Alanka nodded once and said nothing.

They dragged the cart in silence until they were in sight of the fire ring—or what would be a fire ring once the trees were felled and the ditch dug. Alanka could see Vara the Asermon Snake giving directions to the men chopping trees. Her first-phase Snake magic allowed her to control the spread of fire, making her an expert in such defensive endeavors. Once the fire ring was built, Kalindos could light it to stop intruders. Theoretically, at least.

“We should have done this years ago.” Alanka indicated the ring. “Lorek could have built it.” The Kalindon Snake had been taken by the Descendants like so many others. “With a fire ring the invasion might not have happened at all.”

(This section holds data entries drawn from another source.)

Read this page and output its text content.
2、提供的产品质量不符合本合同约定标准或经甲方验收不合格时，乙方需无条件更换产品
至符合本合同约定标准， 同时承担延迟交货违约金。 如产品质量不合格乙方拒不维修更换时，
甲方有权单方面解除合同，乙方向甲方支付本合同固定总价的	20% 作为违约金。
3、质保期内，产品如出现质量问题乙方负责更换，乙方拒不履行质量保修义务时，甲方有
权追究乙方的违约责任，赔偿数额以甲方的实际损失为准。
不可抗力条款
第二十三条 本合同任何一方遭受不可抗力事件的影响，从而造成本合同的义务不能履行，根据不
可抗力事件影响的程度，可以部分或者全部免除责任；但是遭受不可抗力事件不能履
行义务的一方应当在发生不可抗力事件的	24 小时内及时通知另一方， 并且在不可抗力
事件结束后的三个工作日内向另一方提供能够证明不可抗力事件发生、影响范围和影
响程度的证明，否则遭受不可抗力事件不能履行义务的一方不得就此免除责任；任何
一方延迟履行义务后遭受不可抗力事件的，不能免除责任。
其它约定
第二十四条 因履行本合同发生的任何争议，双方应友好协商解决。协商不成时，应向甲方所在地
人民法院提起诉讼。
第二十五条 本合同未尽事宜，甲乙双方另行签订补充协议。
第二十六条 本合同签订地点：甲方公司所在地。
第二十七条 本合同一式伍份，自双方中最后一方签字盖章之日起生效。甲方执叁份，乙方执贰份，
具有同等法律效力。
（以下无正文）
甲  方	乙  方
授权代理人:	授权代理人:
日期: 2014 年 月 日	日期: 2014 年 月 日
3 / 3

“People were too afraid of another blaze wiping us out.” He glanced at her. “Sorry.”

She swallowed hard at the memory of the forest fire that had taken her mother’s life over a decade ago. “This reminds me of then, how empty the village was. Did we play the fire game? I don’t remember.”

“The fire game?”

“Like these children, reliving the whole thing, over and over.”

“Oh. I think Thera did. She was only five.”

“I can’t believe your sister’s sixteen and already a second-phase Hawk.”

“It’s a big responsibility.” He stopped, bringing the creaky cart wheels to a silent halt. “She’s not angry with you. I know she lashed out when you first found her tied up in the paddock, but she was half-crazed then. None of us are mad at you.”

Alanka examined the worn spot on her left glove. “Thanks for letting me know.”

“I’m sorry for the way I behaved after I found out.”

She pulled a splinter out of the glove’s thick leather and waited for Pirrik to continue.